Whether in Egypt, Turkey, Venezuela, or quite vividly in Ukraine during the final months of Yanukovych’s rule, a growing number of governments now treat the concept of civil society as a code word for powerful political subversives, usually assumed to be doing the bidding of the West. Power holders often fear NGOs more than they do opposition parties, seeing the former as nimble, technologically-savvy actors capable of activating sudden outbursts of mass protest.

Manifesting this changed perspective, more than 50 countries in recent years have enacted or seriously considered legislative or other restrictions on the ability of NGOs to organize and operate. At the core of many of these efforts are measures to impede or block foreign funding for civil society groups—including administrative and legal obstacles, propaganda campaigns against NGOs that accept foreign funding, and harassment or expulsion of external aid groups offering civil society support.
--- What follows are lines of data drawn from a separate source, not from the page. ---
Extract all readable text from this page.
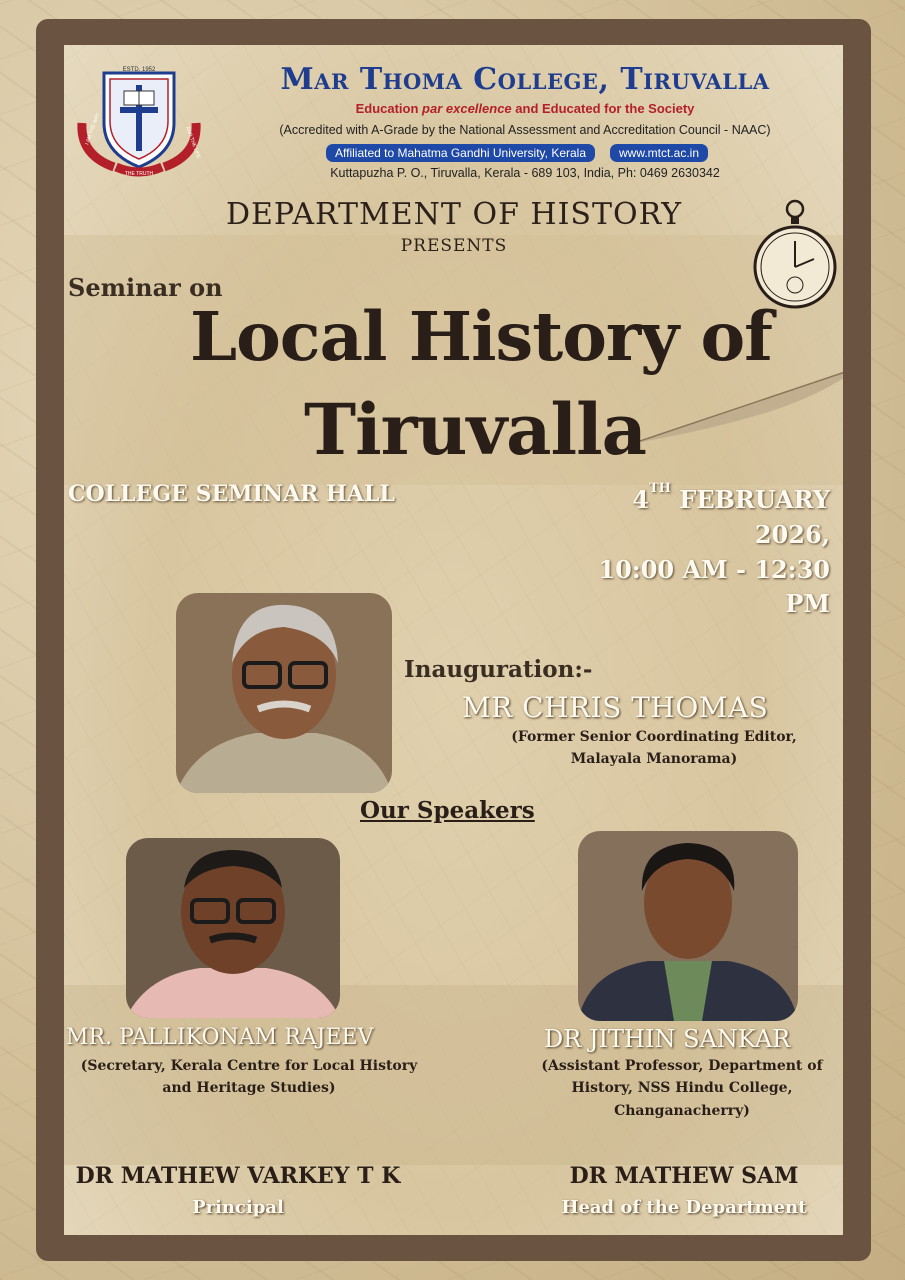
ESTD. 1952
I AM THE WAY
THE TRUTH
AND THE LIFE
Mar Thoma College, Tiruvalla
Education par excellence and Educated for the Society
(Accredited with A-Grade by the National Assessment and Accreditation Council - NAAC)
Affiliated to Mahatma Gandhi University, Kerala	www.mtct.ac.in
Kuttapuzha P. O., Tiruvalla, Kerala - 689 103, India, Ph: 0469 2630342
DEPARTMENT OF HISTORY
PRESENTS
Seminar on
Local History of
Tiruvalla
COLLEGE SEMINAR HALL	4TH FEBRUARY 2026,
10:00 AM - 12:30 PM
Inauguration:-
MR CHRIS THOMAS
(Former Senior Coordinating Editor,
Malayala Manorama)
Our Speakers
MR. PALLIKONAM RAJEEV
(Secretary, Kerala Centre for Local History
and Heritage Studies)
DR JITHIN SANKAR
(Assistant Professor, Department of
History, NSS Hindu College,
Changanacherry)
DR MATHEW VARKEY T K
Principal
DR MATHEW SAM
Head of the Department
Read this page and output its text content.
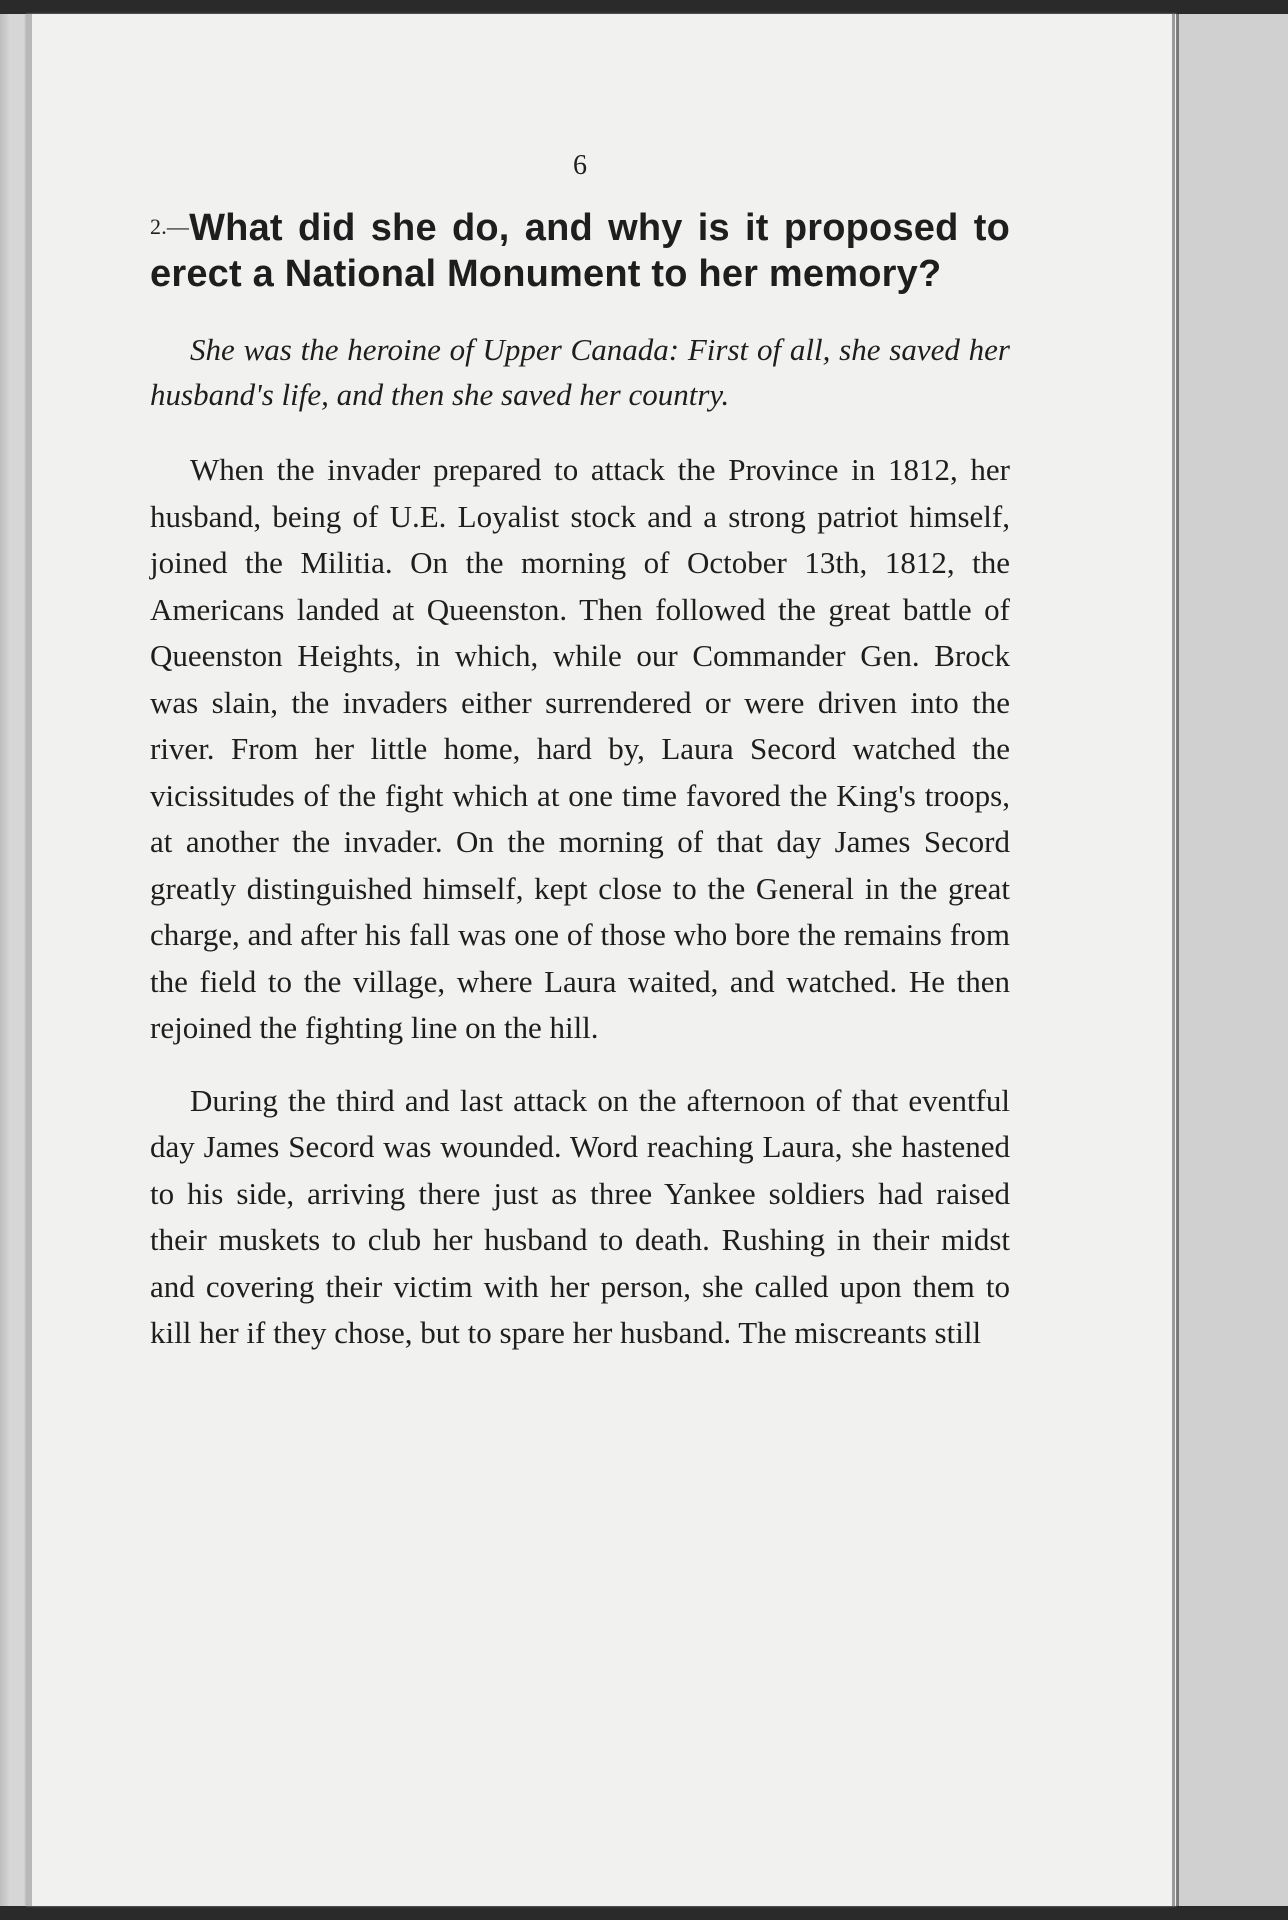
6
2.—What did she do, and why is it proposed to erect a National Monument to her memory?

She was the heroine of Upper Canada: First of all, she saved her husband's life, and then she saved her country.

When the invader prepared to attack the Province in 1812, her husband, being of U.E. Loyalist stock and a strong patriot himself, joined the Militia. On the morning of October 13th, 1812, the Americans landed at Queenston. Then followed the great battle of Queenston Heights, in which, while our Commander Gen. Brock was slain, the invaders either surrendered or were driven into the river. From her little home, hard by, Laura Secord watched the vicissitudes of the fight which at one time favored the King's troops, at another the invader. On the morning of that day James Secord greatly distinguished himself, kept close to the General in the great charge, and after his fall was one of those who bore the remains from the field to the village, where Laura waited, and watched. He then rejoined the fighting line on the hill.

During the third and last attack on the afternoon of that eventful day James Secord was wounded. Word reaching Laura, she hastened to his side, arriving there just as three Yankee soldiers had raised their muskets to club her husband to death. Rushing in their midst and covering their victim with her person, she called upon them to kill her if they chose, but to spare her husband. The miscreants still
Why is this happening? In short, because civil society has been making itself felt. The lion’s share of the most significant political upheavals of the past 15 years have come about as the result of assertive citizen activism, starting in Slovakia and Serbia in the late 1990s, continuing through Georgia, Ukraine, Kyrgyzstan, and Lebanon in the early 2000s, and most recently in Egypt, Tunisia, Libya, and elsewhere in the Arab world. The nightmare scenario for power holders in many countries has become waking up one morning and learning that thousands of ordinary citizens have gathered in the main square of the capital demanding justice, vowing not to go home until they get it.